Die Eheleute können zwischen drei Güterständen wählen, die Ihre Regelung und Anwenung im Bürgerlichen Gesetzbuch (BGB) finden. Sofern keine Vereinbahrung über den Güterstand getroffen wurde, tritt der Fall der Zugewinngemsinschaft ein, die zugleich der gesetzliche Güterstand ist. Diese Gütersteände regeln während der Ehe und im Falle einer Scheidung das Vermögen der Eheleute. Zum Güterstand gibt es folgende Möglichkeiten:
- Gesetzliche Zugewinngemeinschaft (§ 1363 BGB) / Zugewinnausgleich (§ 1373 BGB)

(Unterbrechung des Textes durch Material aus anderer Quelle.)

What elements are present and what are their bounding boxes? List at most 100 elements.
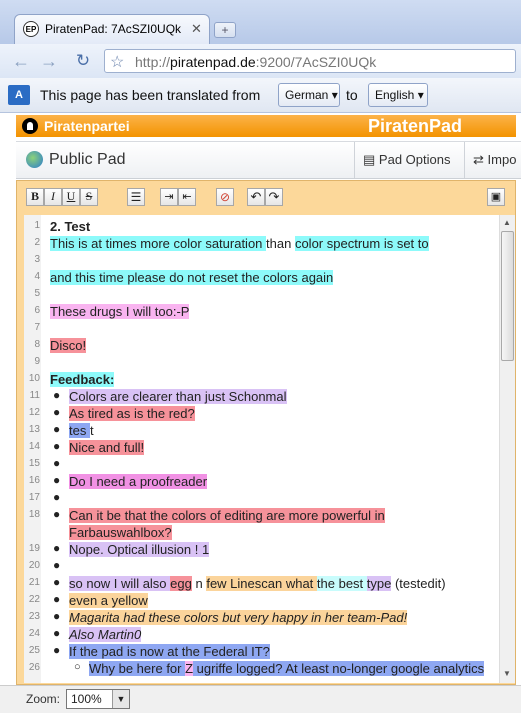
document-line[interactable]: Why be here for Z ugriffe logged? At lea… (89, 660, 485, 677)
pad-editor: B I U S ☰ ⇥ ⇤ ⊘ ↶ ↷ ▣ 1 2 3 4 5 6 7 8 9 10 11 12 13 1… (16, 180, 516, 685)
document-line[interactable]: Can it be that the colors of editing are… (69, 507, 385, 524)
etherpad-favicon-icon: EP (23, 21, 39, 37)
browser-tab[interactable]: EP PiratenPad: 7AcSZI0UQk ✕ (14, 14, 210, 44)
author-colored-text: Magarita had these colors but very happy… (69, 610, 408, 625)
author-colored-text: This is at times more color saturation (50, 236, 267, 251)
line-number: 17 (28, 492, 40, 503)
line-number: 26 (28, 662, 40, 673)
party-name[interactable]: Piratenpartei (44, 118, 130, 134)
author-colored-text: Nice and full! (69, 440, 145, 455)
bullet-icon: ● (53, 575, 61, 589)
author-colored-text: Also Martin0 (69, 627, 142, 642)
scrollbar-thumb[interactable] (501, 231, 514, 361)
document-line[interactable]: If the pad is now at the Federal IT? (69, 643, 270, 660)
strikethrough-button[interactable]: S (80, 188, 98, 206)
redo-icon[interactable]: ↷ (265, 188, 283, 206)
document-line[interactable]: Do I need a proofreader (69, 473, 208, 490)
bold-button[interactable]: B (26, 188, 44, 206)
forward-arrow-icon[interactable]: → (38, 50, 60, 72)
author-colored-text: n (191, 576, 207, 591)
tab-title: PiratenPad: 7AcSZI0UQk (45, 22, 182, 36)
clear-authorship-icon[interactable]: ⊘ (216, 188, 234, 206)
author-colored-text: color spectrum is set to (294, 236, 429, 251)
zoom-label: Zoom: (26, 692, 61, 706)
new-tab-button[interactable]: + (214, 22, 236, 38)
author-colored-text: t (89, 423, 94, 438)
bullet-icon: ● (53, 541, 61, 555)
chevron-down-icon: ▾ (331, 88, 338, 102)
document-area[interactable]: 1 2 3 4 5 6 7 8 9 10 11 12 13 14 15 16 17 18 19 20 21 22 23 24 2… (24, 215, 499, 683)
pad-name: Public Pad (49, 151, 126, 168)
document-line[interactable]: and this time please do not reset the co… (50, 269, 334, 286)
line-number: 2 (34, 237, 40, 248)
author-colored-text: Colors are clearer than just Schonmal (69, 389, 287, 404)
document-line[interactable]: This is at times more color saturation t… (50, 235, 429, 252)
line-number: 5 (34, 288, 40, 299)
line-number: 1 (34, 220, 40, 231)
author-colored-text: Z (185, 661, 194, 676)
pad-options-button[interactable]: ▤ Pad Options (354, 142, 464, 178)
bullet-icon: ● (53, 626, 61, 640)
bullet-icon: ● (53, 422, 61, 436)
bullet-icon: ● (53, 558, 61, 572)
document-line[interactable]: 2. Test (50, 218, 90, 235)
line-number: 21 (28, 577, 40, 588)
line-number: 16 (28, 475, 40, 486)
vertical-scrollbar[interactable]: ▲ ▼ (499, 215, 515, 683)
back-arrow-icon[interactable]: ← (10, 50, 32, 72)
save-revision-icon[interactable]: ▣ (487, 188, 505, 206)
bullet-icon: ● (53, 490, 61, 504)
pirate-party-logo-icon (22, 118, 38, 134)
outdent-icon[interactable]: ⇤ (178, 188, 196, 206)
document-line[interactable]: Magarita had these colors but very happy… (69, 609, 408, 626)
author-colored-text: few Linescan what (206, 576, 317, 591)
chevron-down-icon: ▾ (417, 88, 424, 102)
address-bar[interactable]: ☆ http://piratenpad.de:9200/7AcSZI0UQk (104, 49, 516, 73)
import-export-button[interactable]: ⇄ Impo (464, 142, 521, 178)
document-line[interactable]: Nope. Optical illusion ! 1 (69, 541, 210, 558)
document-line[interactable]: Also Martin0 (69, 626, 142, 643)
author-colored-text: Disco! (50, 338, 87, 353)
document-line[interactable]: Colors are clearer than just Schonmal (69, 388, 287, 405)
document-line[interactable]: Feedback: (50, 371, 115, 388)
italic-button[interactable]: I (44, 188, 62, 206)
document-line[interactable]: Nice and full! (69, 439, 145, 456)
author-colored-text: Can it be that the colors of editing are… (69, 508, 385, 523)
bullet-icon: ● (53, 456, 61, 470)
indent-icon[interactable]: ⇥ (160, 188, 178, 206)
document-line[interactable]: even a yellow (69, 592, 148, 609)
line-number: 9 (34, 356, 40, 367)
author-colored-text: egg (170, 576, 192, 591)
chevron-down-icon: ▼ (112, 690, 129, 708)
author-colored-text: Feedback: (50, 372, 115, 387)
source-language-select[interactable]: German ▾ (278, 83, 340, 107)
line-number: 7 (34, 322, 40, 333)
zoom-select[interactable]: 100% ▼ (66, 689, 130, 709)
bullet-icon: ● (53, 405, 61, 419)
document-line[interactable]: Farbauswahlbox? (69, 524, 172, 541)
target-language-select[interactable]: English ▾ (368, 83, 428, 107)
underline-button[interactable]: U (62, 188, 80, 206)
scroll-down-icon[interactable]: ▼ (503, 669, 511, 678)
close-tab-icon[interactable]: ✕ (191, 21, 202, 37)
line-number: 20 (28, 560, 40, 571)
document-line[interactable]: These drugs I will too:-P (50, 303, 190, 320)
bullet-icon: ● (53, 507, 61, 521)
document-line[interactable]: Disco! (50, 337, 87, 354)
pad-bar: Public Pad ▤ Pad Options ⇄ Impo (16, 141, 521, 179)
author-colored-text: and this time please do not reset the co… (50, 270, 334, 285)
document-line[interactable]: tes t (69, 422, 94, 439)
reload-icon[interactable]: ↻ (72, 50, 94, 72)
line-number: 25 (28, 645, 40, 656)
undo-icon[interactable]: ↶ (247, 188, 265, 206)
line-number-gutter: 1 2 3 4 5 6 7 8 9 10 11 12 13 14 15 16 17 18 19 20 21 22 23 24 2… (24, 215, 41, 683)
document-line[interactable]: As tired as is the red? (69, 405, 195, 422)
scroll-up-icon[interactable]: ▲ (503, 218, 511, 227)
site-brand: PiratenPad (368, 116, 463, 136)
author-colored-text: As tired as is the red? (69, 406, 195, 421)
line-number: 24 (28, 628, 40, 639)
document-line[interactable]: so now I will also egg n few Linescan wh… (69, 575, 446, 592)
translate-infobar: A This page has been translated from Ger… (0, 78, 521, 113)
bullet-list-icon[interactable]: ☰ (127, 188, 145, 206)
bookmark-star-icon[interactable]: ☆ (110, 52, 124, 72)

- Gütertrennung (§ 1414 BGB)
- Gütergemeinschaft (§ 1415 ff. BGB)
Um die Gütertrennung sowie die Gütergemeinschaft zu vereinbaren, bedarf es einen notariell beurkundeten Ehevertrag. Die Zugewinngemeinschaft kommt hingegen ohne vertragliche Formvorschriften aus, kann aber auch mit einem notariellen Ehevertrag gestaltet werden.
Mit der Wahl des Güterstandes treffen die Eheleute die Entscheidung über die Vermögensverhältnisse zu Beginn, während und nach der Ehe. Hierzu zählen beispielsweise:
- Befugnis zur Nutzung und Verwaltung des Vermögens
- Haftung der Ehepartner bei Schulden
Zu beachten ist, dass der Güterstand keinen Einfluss auf die Regelung von Ehegattenunterhalt während bzw. nach der Ehe hat.
Auch ist der gewählte Güterstand zu Beginn der Ehe nicht für immer zwingend, er kann auch nach der Eheschließung neu geregelt werden.